The issuance of sovereign sukuk will help to further develop the yield curve for shariah-compliant issues and will encourage corporations to tap the market and enable the development of secondary trading, Al-Yousuf says. “Islamic financing is a practical and pragmatic business,” he says. “Innovation comes through transactions, as opposed to discussions in theological seminaries. The more issues there are, the more the structure will evolve,” he adds.
This new issuance in the Gulf is one more sign of a marked return of investor confidence in the region, according to a report by Standard Chartered. In April Abu Dhabi issued $3 billion of five-year bonds with a 4% coupon, and the subscription was a huge success, the UK-based bank says. Qatar’s issuance of a similar $3 billion bond was similarly well received.
Growing risk appetite from offshore investors has helped strengthen regional bond markets, according to Standard Chartered. “Not only will this help regional governments fund their economic diversification ambitions, but it will also contribute to the much needed deepening of the debt capital markets and the gradual building of a yield curve,” the bank says.
In Saudi Arabia the Capital Market Authority announced in June that it would set up a market for debt securities, including sukuk, on the Tadawul exchange. Although no target date was given, the exchange already has developed the infrastructure to operate the market, with trading to be done through licensed intermediaries.
Global sukuk issuance dropped to $15.5 billion in 2008 from $47.1 billion in 2007, in the wake of the credit crunch, according to Ernst & Young. The consulting firm estimates that the value of global sukuk issued in 2009 will rebound to $27.5 billion.
While investors globally hold more than $1.5 trillion in shariah-compliant investments, there is a need to create adequate regulation for Islamic investment instruments, says Abdul Rahman Al Baker, executive director of financial supervision at the Central Bank of Bahrain. “It is important to adopt proper corporate governance in the Islamic investment industry in order to improve the confidence of investors,” he told a conference in Bahrain in May. “This includes having proper disclosure requirements, including adequate disclosure of all terms and conditions of Islamic products, as well as transparency in disclosing financial information and indicators,” he says.
There are more than 500 funds globally that comply with Islamic principles, of which one-third were created in the past two years, according to Al Baker. The standardization of Islamic investment and instruments is the most vital component for boosting the growth of the industry, he says. This will reduce transaction costs and make it easier for more international institutions to participate in the industry, he says.

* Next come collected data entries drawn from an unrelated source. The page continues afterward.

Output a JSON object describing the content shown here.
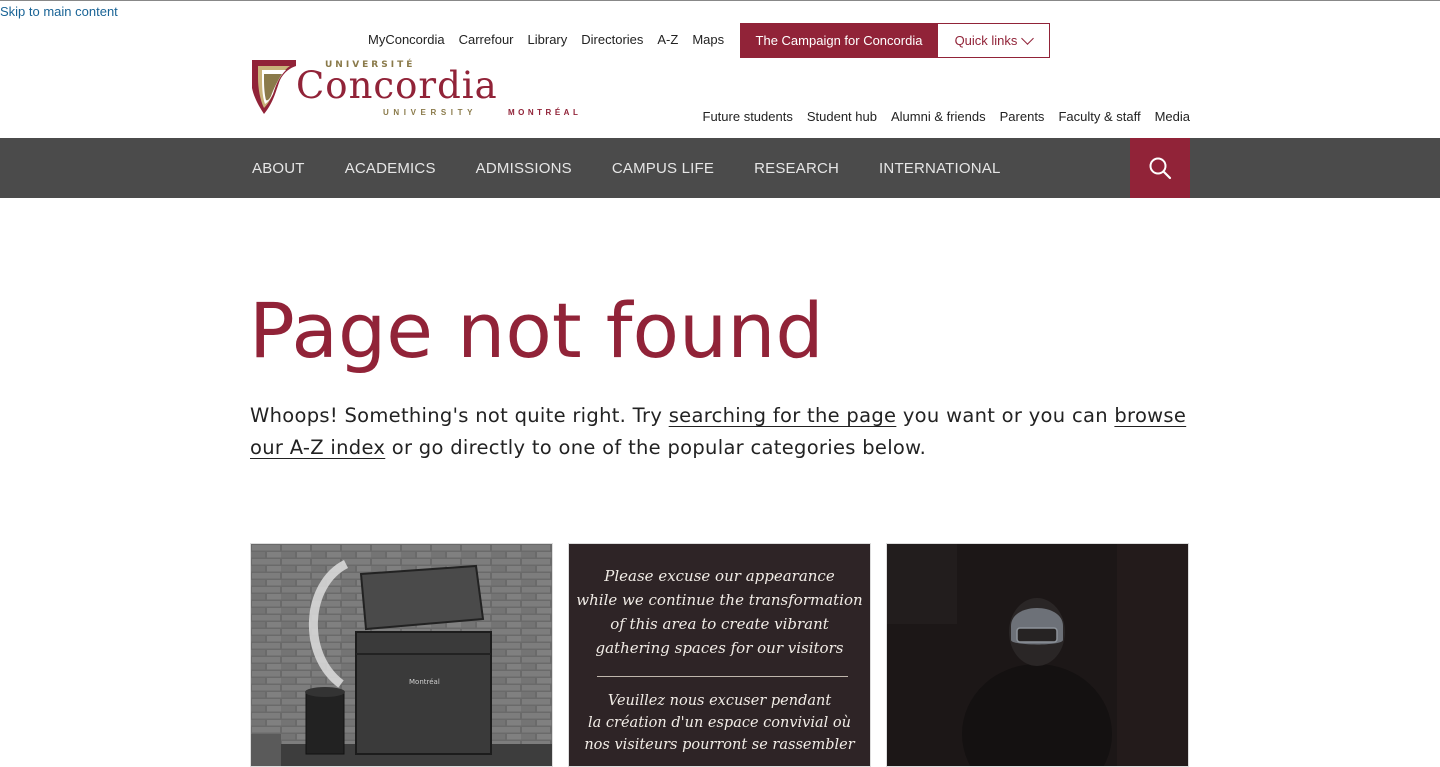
{
  "skip_link": "Skip to main content",
  "utility_nav": [
    "MyConcordia",
    "Carrefour",
    "Library",
    "Directories",
    "A-Z",
    "Maps"
  ],
  "campaign_button": "The Campaign for Concordia",
  "quick_links": "Quick links",
  "logo": {
    "univ_fr": "UNIVERSITÉ",
    "name": "Concordia",
    "univ_en": "UNIVERSITY",
    "city": "MONTRÉAL"
  },
  "audience_nav": [
    "Future students",
    "Student hub",
    "Alumni & friends",
    "Parents",
    "Faculty & staff",
    "Media"
  ],
  "main_nav": [
    "ABOUT",
    "ACADEMICS",
    "ADMISSIONS",
    "CAMPUS LIFE",
    "RESEARCH",
    "INTERNATIONAL"
  ],
  "page_title": "Page not found",
  "intro": {
    "part1": "Whoops! Something's not quite right. Try ",
    "link1": "searching for the page",
    "part2": " you want or you can ",
    "link2": "browse our A-Z index",
    "part3": " or go directly to one of the popular categories below."
  },
  "cards": {
    "sign_en": [
      "Please excuse our appearance",
      "while we continue the transformation",
      "of this area to create vibrant",
      "gathering spaces for our visitors"
    ],
    "sign_fr": [
      "Veuillez nous excuser pendant",
      "la création d'un espace convivial où",
      "nos visiteurs pourront se rassembler"
    ],
    "dumpster_label": "Montréal"
  },
  "colors": {
    "brand": "#912338",
    "nav_bg": "#4b4b4b",
    "gold": "#8a7a4a"
  }
}
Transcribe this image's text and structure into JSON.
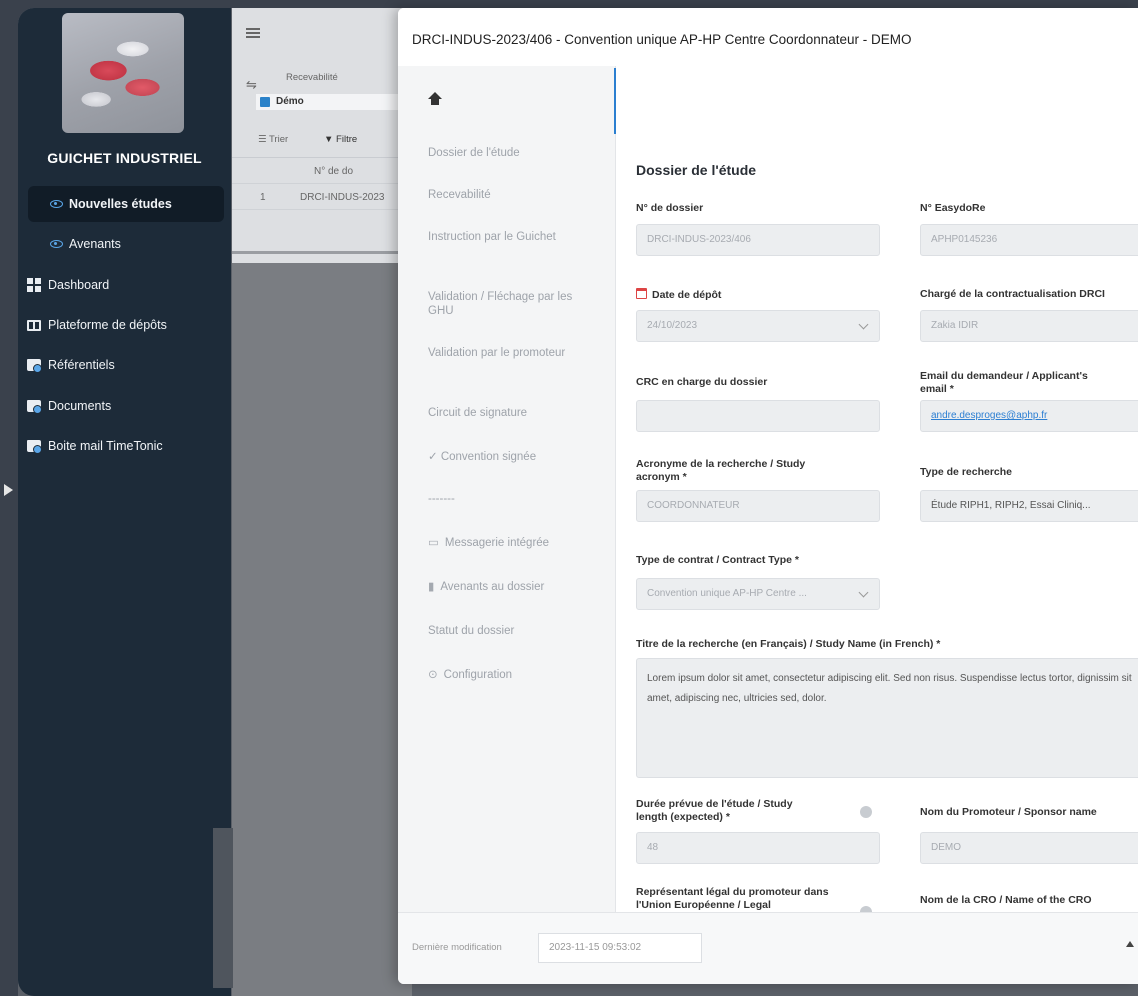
{
  "sidebar": {
    "brand": "GUICHET INDUSTRIEL",
    "items": [
      {
        "label": "Nouvelles études",
        "icon": "eye-icon",
        "active": true
      },
      {
        "label": "Avenants",
        "icon": "eye-icon"
      },
      {
        "label": "Dashboard",
        "icon": "grid-icon"
      },
      {
        "label": "Plateforme de dépôts",
        "icon": "book-icon"
      },
      {
        "label": "Référentiels",
        "icon": "folder-icon"
      },
      {
        "label": "Documents",
        "icon": "folder-icon"
      },
      {
        "label": "Boite mail TimeTonic",
        "icon": "folder-icon"
      }
    ]
  },
  "list_view": {
    "filter_label": "Recevabilité",
    "demo_tag": "Démo",
    "sort_label": "Trier",
    "filter_button": "Filtre",
    "column_header": "N° de do",
    "row_index": "1",
    "row_value": "DRCI-INDUS-2023"
  },
  "modal": {
    "title": "DRCI-INDUS-2023/406 - Convention unique AP-HP Centre Coordonnateur - DEMO",
    "menu": [
      "Dossier de l'étude",
      "Recevabilité",
      "Instruction par le Guichet",
      "Validation / Fléchage par les GHU",
      "Validation par le promoteur",
      "Circuit de signature",
      "✓ Convention signée",
      "-------",
      "Messagerie intégrée",
      "Avenants au dossier",
      "Statut du dossier",
      "Configuration"
    ],
    "section_title": "Dossier de l'étude",
    "fields": {
      "dossier_label": "N° de dossier",
      "dossier_value": "DRCI-INDUS-2023/406",
      "easydore_label": "N° EasydoRe",
      "easydore_value": "APHP0145236",
      "date_label": "Date de dépôt",
      "date_value": "24/10/2023",
      "charge_label": "Chargé de la contractualisation DRCI",
      "charge_value": "Zakia IDIR",
      "crc_label": "CRC en charge du dossier",
      "crc_value": "",
      "email_label": "Email du demandeur / Applicant's email *",
      "email_value": "andre.desproges@aphp.fr",
      "acronym_label": "Acronyme de la recherche / Study acronym *",
      "acronym_value": "COORDONNATEUR",
      "type_recherche_label": "Type de recherche",
      "type_recherche_value": "Étude RIPH1, RIPH2, Essai Cliniq...",
      "contract_label": "Type de contrat / Contract Type *",
      "contract_value": "Convention unique AP-HP Centre ...",
      "titre_label": "Titre de la recherche (en Français) / Study Name (in French) *",
      "titre_value": "Lorem ipsum dolor sit amet, consectetur adipiscing elit. Sed non risus. Suspendisse lectus tortor, dignissim sit amet, adipiscing nec, ultricies sed, dolor.",
      "duree_label": "Durée prévue de l'étude / Study length (expected) *",
      "duree_value": "48",
      "promoteur_label": "Nom du Promoteur / Sponsor name",
      "promoteur_value": "DEMO",
      "representant_label": "Représentant légal du promoteur dans l'Union Européenne / Legal",
      "cro_label": "Nom de la CRO / Name of the CRO"
    },
    "footer": {
      "label": "Dernière modification",
      "value": "2023-11-15 09:53:02"
    }
  }
}
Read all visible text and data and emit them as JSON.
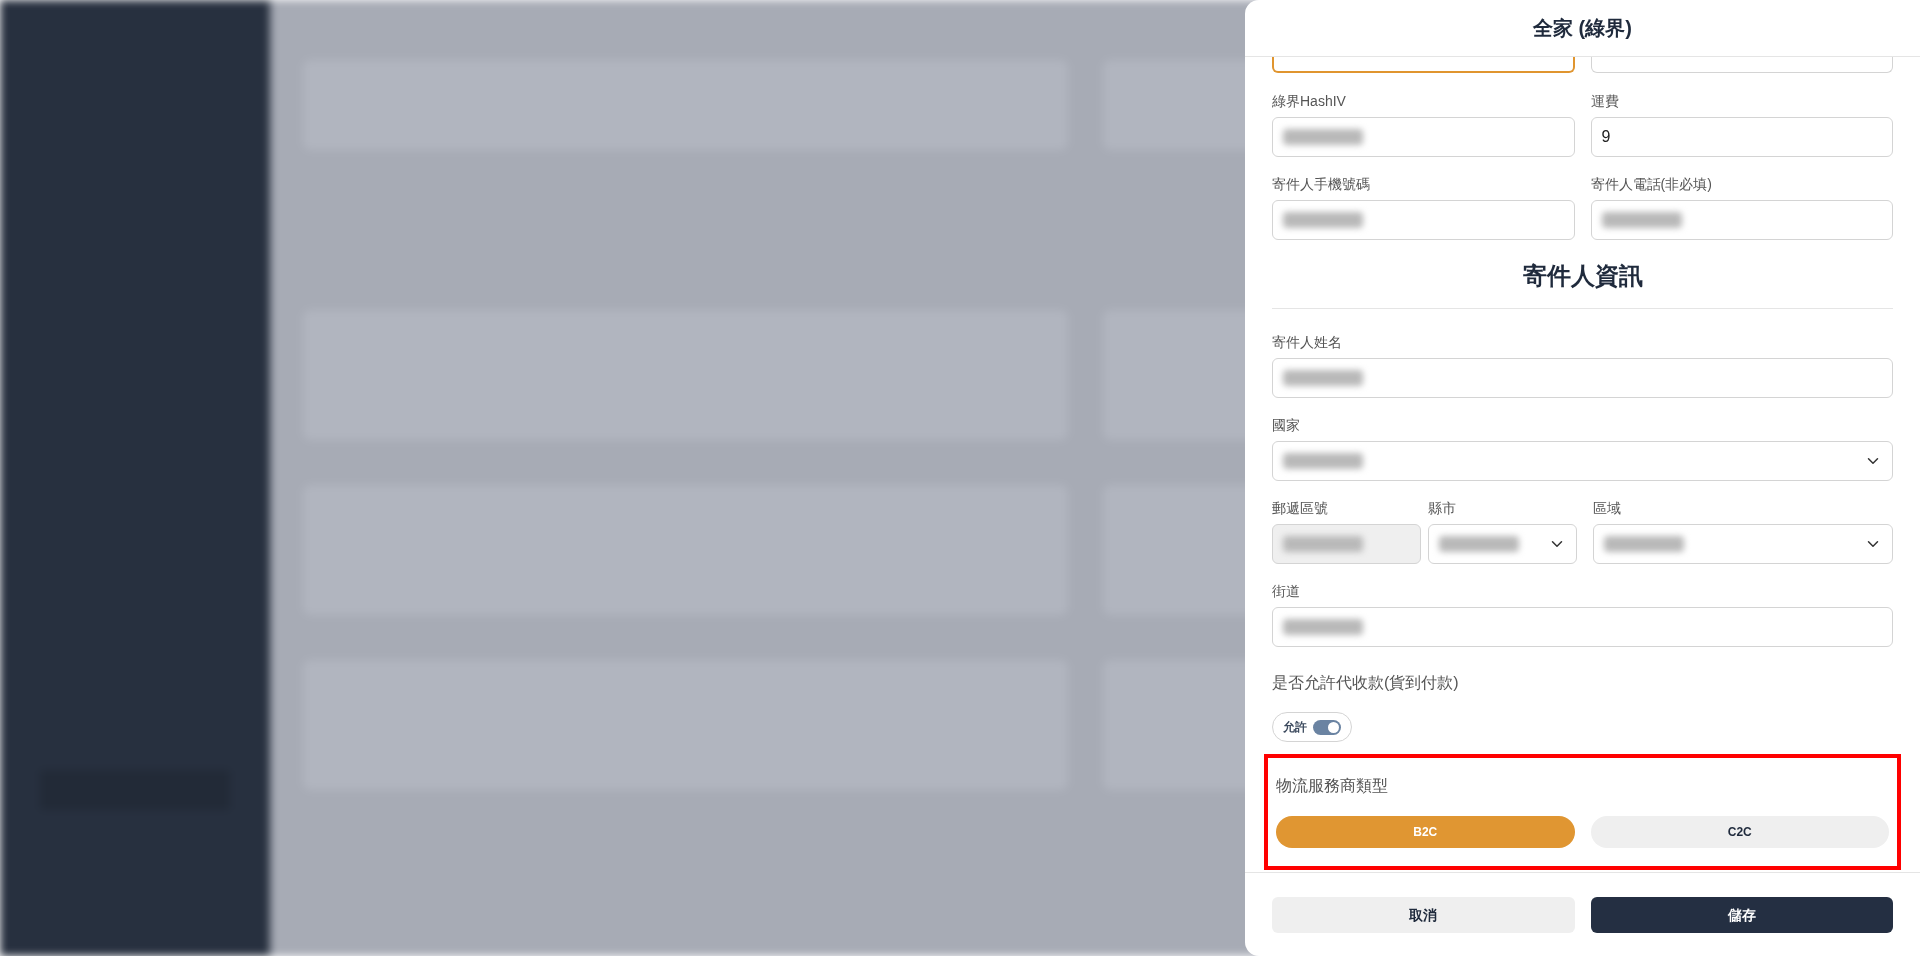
{
  "dialog": {
    "title": "全家 (綠界)",
    "partial_row": [
      {
        "focused": true
      },
      {
        "focused": false
      }
    ],
    "rows": [
      [
        {
          "label": "綠界HashIV",
          "kind": "input",
          "blurred": true
        },
        {
          "label": "運費",
          "kind": "input",
          "value": "9"
        }
      ],
      [
        {
          "label": "寄件人手機號碼",
          "kind": "input",
          "blurred": true
        },
        {
          "label": "寄件人電話(非必填)",
          "kind": "input",
          "blurred": true
        }
      ]
    ],
    "sender": {
      "heading": "寄件人資訊",
      "rows": [
        [
          {
            "label": "寄件人姓名",
            "kind": "input",
            "blurred": true
          }
        ],
        [
          {
            "label": "國家",
            "kind": "select",
            "blurred": true
          }
        ],
        [
          {
            "label": "郵遞區號",
            "kind": "input",
            "blurred": true,
            "disabled": true
          },
          {
            "label": "縣市",
            "kind": "select",
            "blurred": true
          },
          {
            "label": "區域",
            "kind": "select",
            "blurred": true
          }
        ],
        [
          {
            "label": "街道",
            "kind": "input",
            "blurred": true
          }
        ]
      ]
    },
    "cod": {
      "label": "是否允許代收款(貨到付款)",
      "toggle": {
        "label": "允許",
        "on": true
      }
    },
    "provider_type": {
      "label": "物流服務商類型",
      "highlighted": true,
      "options": [
        {
          "label": "B2C",
          "selected": true
        },
        {
          "label": "C2C",
          "selected": false
        }
      ]
    },
    "footer": {
      "buttons": [
        {
          "label": "取消",
          "kind": "secondary"
        },
        {
          "label": "儲存",
          "kind": "primary"
        }
      ]
    }
  }
}
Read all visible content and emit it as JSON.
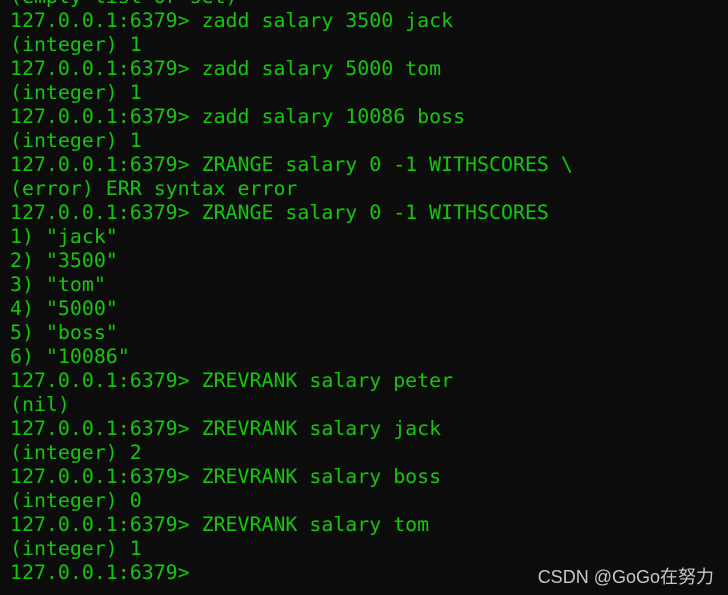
{
  "colors": {
    "background": "#0c0c0c",
    "text": "#16c60c",
    "watermark": "#c8c8c8"
  },
  "lines": [
    "(empty list or set)",
    "127.0.0.1:6379> zadd salary 3500 jack",
    "(integer) 1",
    "127.0.0.1:6379> zadd salary 5000 tom",
    "(integer) 1",
    "127.0.0.1:6379> zadd salary 10086 boss",
    "(integer) 1",
    "127.0.0.1:6379> ZRANGE salary 0 -1 WITHSCORES \\",
    "(error) ERR syntax error",
    "127.0.0.1:6379> ZRANGE salary 0 -1 WITHSCORES",
    "1) \"jack\"",
    "2) \"3500\"",
    "3) \"tom\"",
    "4) \"5000\"",
    "5) \"boss\"",
    "6) \"10086\"",
    "127.0.0.1:6379> ZREVRANK salary peter",
    "(nil)",
    "127.0.0.1:6379> ZREVRANK salary jack",
    "(integer) 2",
    "127.0.0.1:6379> ZREVRANK salary boss",
    "(integer) 0",
    "127.0.0.1:6379> ZREVRANK salary tom",
    "(integer) 1",
    "127.0.0.1:6379> "
  ],
  "watermark": "CSDN @GoGo在努力"
}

Last year, the Bahrain-based Accounting and Auditing Organization for Islamic Financial Institutions formally ruled that a popular form of sukuk structure was not shariah-compliant. Combined with the credit crunch, this had a double-barreled effect in suppressing sukuk issuance in 2008, bankers say.
“Islamic jurisprudence is not homogenous, and fatwas [religious rulings] are not bound to precedents, hence the lingering uncertainty on the validity of some contracts or structures impairs the establishment of standards,” says Nasser Saidi, chief economist at the Dubai International Financial Center. Successful sovereign bond issues would contribute to establishing a regional yield curve and form the basis for an increase in corporate bond issuance in the region, he told a conference at the DIFC in May. Deeper bond markets in local currencies allow small, open economies to better absorb volatile capital flows, he says.